Netflix TV review: Star Trek: Discovery: Season 2, Episode 2
Review Overview
Intriguing plot
8Ghosts?!
8Spore drive nonsense
6Ian Winterton | On 25, Jan 2019
Warning: This contains spoilers for Episode 2 of Star Trek: Discovery Season 2. Not caught up? See our spoiler-free review of Season 1’s opening episodes here.
With the feel of Classic Trek, this is a solid and intriguing outing for Disco. Though part of the season-spanning arc that sets Discovery apart from other iterations of Trek, this weeks’s episode nevertheless has the feel of a one-off adventure as experienced by Kirk or Picard – perhaps because it’s directed by Commander William T. Riker himself, Jonathan Frakes (it touches on the same period of Trek ‘history’, too, as First Contact, the TNG movie directed by Frakes).
Answering a distress call, in an area of space where one of the spinning fiery balls is located, the Discovery find a settlement of human refugees from Earth’s World War Three in the year 2053. It’s a neat set-up, drawing on the established Trek timeline, with some very pleasing additional complications. The refugees are somehow in a distant part of the Beta Quadrant that would take Discovery 150 years to reach under warpdrive and, as they are living a medieval lifestyle, Captain Pike decrees that, although they are human, they hail from a time pre-Warp and so should be treated as other primitive civilisations under General Order 1 – no interference. This creates a great dilemma for Burnham, who, being ultra-logical and rational, pities the humans for living under their melange of Earth’s major religions – not to mention under the impression that they are the only survivors of a burned Earth.
The angel creature, which Burnham confesses to having seen last week when close to death, seems to have been responsible for transporting the humans halfway across the universe and, via a helmet cam, our cliffhanger this week gives us a tantalising view of a winged creature. With Pike earlier quoting the theories of Arthur C. Clarke – that a sufficiently advanced species would, to a lesser species, be indistinguishable from God – we have a foreshadowing of just how powerful this entity could be. (Just so long as they’re nothing like Q – no Mariachi bands and scantily clad women on the bridge, please.)
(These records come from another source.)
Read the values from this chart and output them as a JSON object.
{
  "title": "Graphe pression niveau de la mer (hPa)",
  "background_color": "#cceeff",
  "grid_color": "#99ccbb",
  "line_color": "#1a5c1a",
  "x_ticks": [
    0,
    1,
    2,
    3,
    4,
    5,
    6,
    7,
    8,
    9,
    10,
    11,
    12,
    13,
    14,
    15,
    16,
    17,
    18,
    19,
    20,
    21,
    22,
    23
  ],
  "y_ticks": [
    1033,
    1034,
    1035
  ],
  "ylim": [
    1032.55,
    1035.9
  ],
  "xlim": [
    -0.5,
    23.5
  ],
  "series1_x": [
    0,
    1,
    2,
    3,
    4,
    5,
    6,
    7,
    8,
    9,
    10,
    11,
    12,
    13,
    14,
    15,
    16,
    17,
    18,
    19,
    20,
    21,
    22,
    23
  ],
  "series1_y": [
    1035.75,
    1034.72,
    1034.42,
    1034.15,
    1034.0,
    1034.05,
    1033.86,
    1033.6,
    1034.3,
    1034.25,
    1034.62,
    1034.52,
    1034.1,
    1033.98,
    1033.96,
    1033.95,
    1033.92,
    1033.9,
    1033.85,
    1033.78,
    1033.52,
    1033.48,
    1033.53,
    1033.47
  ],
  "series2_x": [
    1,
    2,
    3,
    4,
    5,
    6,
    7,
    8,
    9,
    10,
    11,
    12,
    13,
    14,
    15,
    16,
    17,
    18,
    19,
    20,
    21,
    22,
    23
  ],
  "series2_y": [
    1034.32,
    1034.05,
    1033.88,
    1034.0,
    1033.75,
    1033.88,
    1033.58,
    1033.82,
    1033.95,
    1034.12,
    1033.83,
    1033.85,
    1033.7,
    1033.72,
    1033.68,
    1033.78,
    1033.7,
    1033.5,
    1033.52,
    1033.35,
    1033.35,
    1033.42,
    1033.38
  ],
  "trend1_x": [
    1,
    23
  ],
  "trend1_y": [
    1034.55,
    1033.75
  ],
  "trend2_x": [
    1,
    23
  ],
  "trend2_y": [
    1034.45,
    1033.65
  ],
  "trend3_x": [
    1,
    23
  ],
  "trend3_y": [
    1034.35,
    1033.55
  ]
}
Of course, with their starships and transporters, the Discovery away team gets to see life on the other side – the people of New Eden see them as divine beings, coming and going as they do swathed in mystical light. All except Jacob, who has suspected all along that the war did not end humanity, and his struggle makes for a very Trek moment: Pike opts to tell him the truth, and the relief on his face is palpable. And let’s hope – as Jacob predicted – that we do get to see him again. Apart from anything else, why did the Angel save that church full of humans and no one else?
In other matters, the re-emergence of the spore drive to enable the crew to ping themselves across the cosmos mars what is otherwise a cracking episode. It’s just a silly idea for the writing team to have saddled themselves with – something many of them likely agree with, seeing as it’s becoming a subject for mockery every time it’s mentioned. “If you tell me we can go skipping across the universe on a highway full of mushrooms…” says Pike, “I’m going to have to take your word for it.”
That Tilly seems set on a course to use the asteroid to create a Dark Matter interface to remove the illegal human element from the system is not good news, either. Please, Discovery people, drop this stupid idea – we know it never makes it into the future anyway.
That the asteroid and the spore drive are both essential to saving New Eden from the planet’s radioactive rings does take away from the denouement. It also robs Keyla (Emily Coutts) of actually getting to do something cool, apart from just sit there tapping at a screen. “I’ve had my pilot’s licence since I was 12!” she chirps. “So what?” shout back the writers. “Engage magic mushroom drive.”
More successful, subplot-wise, is the appearance of Tilly’s friend, May (Bahia Watson), who turns out to be some sort of manifestation – real or imagined – of a dead school friend. As Stamets mentioned seeing Hugh last week, are the two hauntings connected? And to what – the spore drive or the Angel?
And the most tantalising snippet comes pre-opening credits, when Pike reveals to Burnham that Spock was in a psychiatric unit on Starbase 5. Presumably, as he drew a diagram of the interstellar phenomena two months before they appeared, his mental decline is connected to visions of an imminent cosmos-wide apocalypse. But the real question is: when is Spock going to show up? Seeing him together with Burnham after all these years is going to be electric.
Star Trek: Discovery is available on Netflix UK, as part of an £9.99 monthly subscription. New episodes of Season 2 arrive weekly on Fridays, within 24 hours of their US release.